Your scoring rule is not a translation and/or positive scaling of the logarithmic scoring rule.

[-]Scott Garrabrant7y10

Throwing out an attempt to resolve the disagreement, sorry if this is actually what we are disagreeing about:

Am unknownigly using words that imply that I care about normal distributions? I am imagining getting honest reporting out of an agent trying to maximize expected score, but with arbitrary beliefs. I am only trying to get an honest reporting of the subjective 5th and 95th percentiles, and am not trying to get any other information.

[-]Kevin S. Van Horn7y30

I'm used to seeing normal (or log-normal) distributions fit to subjective confidence intervals -- because the confidence intervals are being used to do some subjective probabilistic analysis.

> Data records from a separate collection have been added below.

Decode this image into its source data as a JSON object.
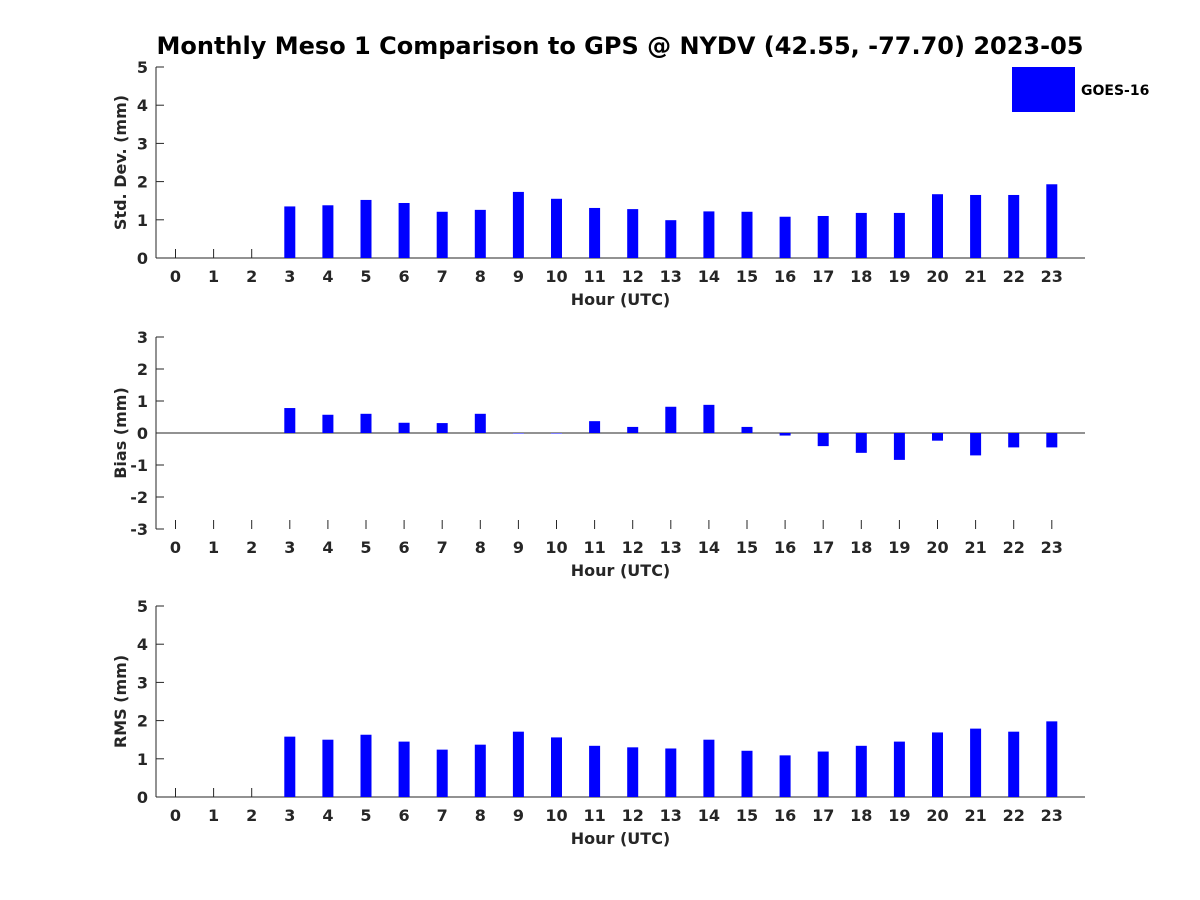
{
  "figure": {
    "title": "Monthly Meso 1 Comparison to GPS @ NYDV (42.55, -77.70) 2023-05"
  },
  "legend": {
    "label": "GOES-16",
    "color": "#0000ff",
    "placement": "top-right"
  },
  "chart_data": [
    {
      "type": "bar",
      "ylabel": "Std. Dev. (mm)",
      "xlabel": "Hour (UTC)",
      "ylim": [
        0,
        5
      ],
      "yticks": [
        "0",
        "1",
        "2",
        "3",
        "4",
        "5"
      ],
      "categories": [
        "0",
        "1",
        "2",
        "3",
        "4",
        "5",
        "6",
        "7",
        "8",
        "9",
        "10",
        "11",
        "12",
        "13",
        "14",
        "15",
        "16",
        "17",
        "18",
        "19",
        "20",
        "21",
        "22",
        "23"
      ],
      "series": [
        {
          "name": "GOES-16",
          "color": "#0000ff",
          "values": [
            null,
            null,
            null,
            1.35,
            1.38,
            1.52,
            1.44,
            1.21,
            1.26,
            1.73,
            1.55,
            1.31,
            1.28,
            0.99,
            1.22,
            1.21,
            1.08,
            1.1,
            1.18,
            1.18,
            1.67,
            1.65,
            1.65,
            1.93
          ]
        }
      ],
      "grid": false
    },
    {
      "type": "bar",
      "ylabel": "Bias (mm)",
      "xlabel": "Hour (UTC)",
      "ylim": [
        -3,
        3
      ],
      "yticks": [
        "-3",
        "-2",
        "-1",
        "0",
        "1",
        "2",
        "3"
      ],
      "categories": [
        "0",
        "1",
        "2",
        "3",
        "4",
        "5",
        "6",
        "7",
        "8",
        "9",
        "10",
        "11",
        "12",
        "13",
        "14",
        "15",
        "16",
        "17",
        "18",
        "19",
        "20",
        "21",
        "22",
        "23"
      ],
      "series": [
        {
          "name": "GOES-16",
          "color": "#0000ff",
          "values": [
            null,
            null,
            null,
            0.78,
            0.57,
            0.6,
            0.32,
            0.31,
            0.6,
            0.0,
            0.0,
            0.37,
            0.19,
            0.82,
            0.88,
            0.19,
            -0.08,
            -0.41,
            -0.62,
            -0.84,
            -0.24,
            -0.7,
            -0.45,
            -0.45
          ]
        }
      ],
      "grid": false
    },
    {
      "type": "bar",
      "ylabel": "RMS (mm)",
      "xlabel": "Hour (UTC)",
      "ylim": [
        0,
        5
      ],
      "yticks": [
        "0",
        "1",
        "2",
        "3",
        "4",
        "5"
      ],
      "categories": [
        "0",
        "1",
        "2",
        "3",
        "4",
        "5",
        "6",
        "7",
        "8",
        "9",
        "10",
        "11",
        "12",
        "13",
        "14",
        "15",
        "16",
        "17",
        "18",
        "19",
        "20",
        "21",
        "22",
        "23"
      ],
      "series": [
        {
          "name": "GOES-16",
          "color": "#0000ff",
          "values": [
            null,
            null,
            null,
            1.58,
            1.5,
            1.63,
            1.45,
            1.24,
            1.37,
            1.71,
            1.56,
            1.34,
            1.3,
            1.27,
            1.5,
            1.21,
            1.09,
            1.19,
            1.34,
            1.45,
            1.69,
            1.79,
            1.71,
            1.98
          ]
        }
      ],
      "grid": false
    }
  ]
}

I assumed that was what you were doing, given that you were using the actual attained value x, and not just which of the three possibilities A:(x < left), B:(left < x < right), and C:(right < x) occurred.

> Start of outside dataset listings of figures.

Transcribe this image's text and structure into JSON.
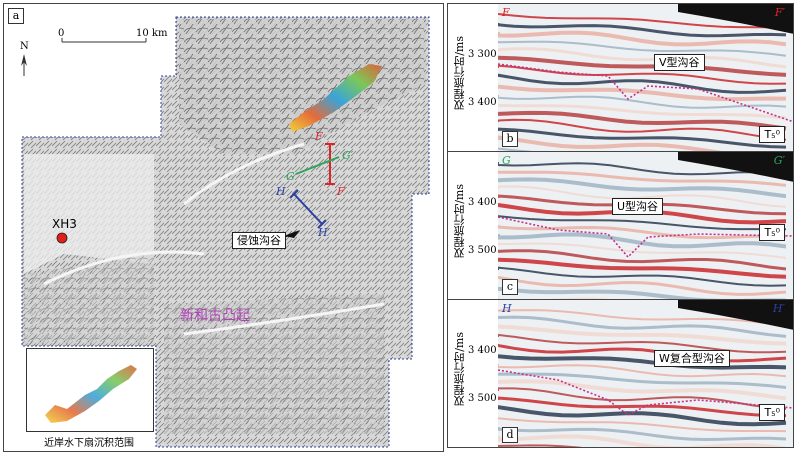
{
  "map": {
    "panel_label": "a",
    "scale": {
      "zero": "0",
      "ten": "10 km"
    },
    "north": "N",
    "well": "XH3",
    "callout": "侵蚀沟谷",
    "uplift_label": "新和古凸起",
    "lines": {
      "F": "F",
      "F_prime": "F′",
      "G": "G",
      "G_prime": "G′",
      "H": "H",
      "H_prime": "H′"
    },
    "inset_caption": "近岸水下扇沉积范围",
    "colors": {
      "F": "#d9262b",
      "G": "#2aa55a",
      "H": "#2b3fa0",
      "uplift": "#b03fb8",
      "well": "#e0201b"
    }
  },
  "sections": [
    {
      "label": "b",
      "left_tag": "F",
      "right_tag": "F′",
      "ylabel": "双程旅行时/ms",
      "ticks": [
        "3 300",
        "3 400"
      ],
      "callout": "V型沟谷",
      "horizon": "T₅⁰",
      "tag_color": "#d9262b"
    },
    {
      "label": "c",
      "left_tag": "G",
      "right_tag": "G′",
      "ylabel": "双程旅行时/ms",
      "ticks": [
        "3 400",
        "3 500"
      ],
      "callout": "U型沟谷",
      "horizon": "T₅⁰",
      "tag_color": "#2aa55a"
    },
    {
      "label": "d",
      "left_tag": "H",
      "right_tag": "H′",
      "ylabel": "双程旅行时/ms",
      "ticks": [
        "3 400",
        "3 500"
      ],
      "callout": "W复合型沟谷",
      "horizon": "T₅⁰",
      "tag_color": "#2b3fa0"
    }
  ]
}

Hmmm... you seem to have evaded the theorem about the only strictly proper local scoring rule being the logarithmic score, by only seeking to find the confidence interval, but using more information than just the region (A, B, or C) the outcome belongs to.

It would help to see a proof of the claim; do you have a reference or a link to a URL giving the proof?

[-]Scott Garrabrant7y10

I dont have a reference. gjm's comment gives a quick sketch.

[-]Scott Garrabrant7y30

Oh, a quick thing thats not a proof that may convince you it is true:

It works exactly the same way as saying that measuring the distance between reported value and true value incentivizes honest reporting of your median. (The point you think it the true value is above with probability 50%)

[-]Scott Garrabrant7y10

This scoring rule does not depend only on the probability at the actually occuring value. You dont even report the probability at any value. I am not trying to incentivize reporting of probabilities of specific value, I am trying to incentivize reporting an interval such that the person reporting the belief believes the point will lie in with probability $90 %$ .

Your rule seems to be trying to do something else, but it will not incentivize me giving my $90 %$ confidence interval in cases where my beliefs are not normally distributed.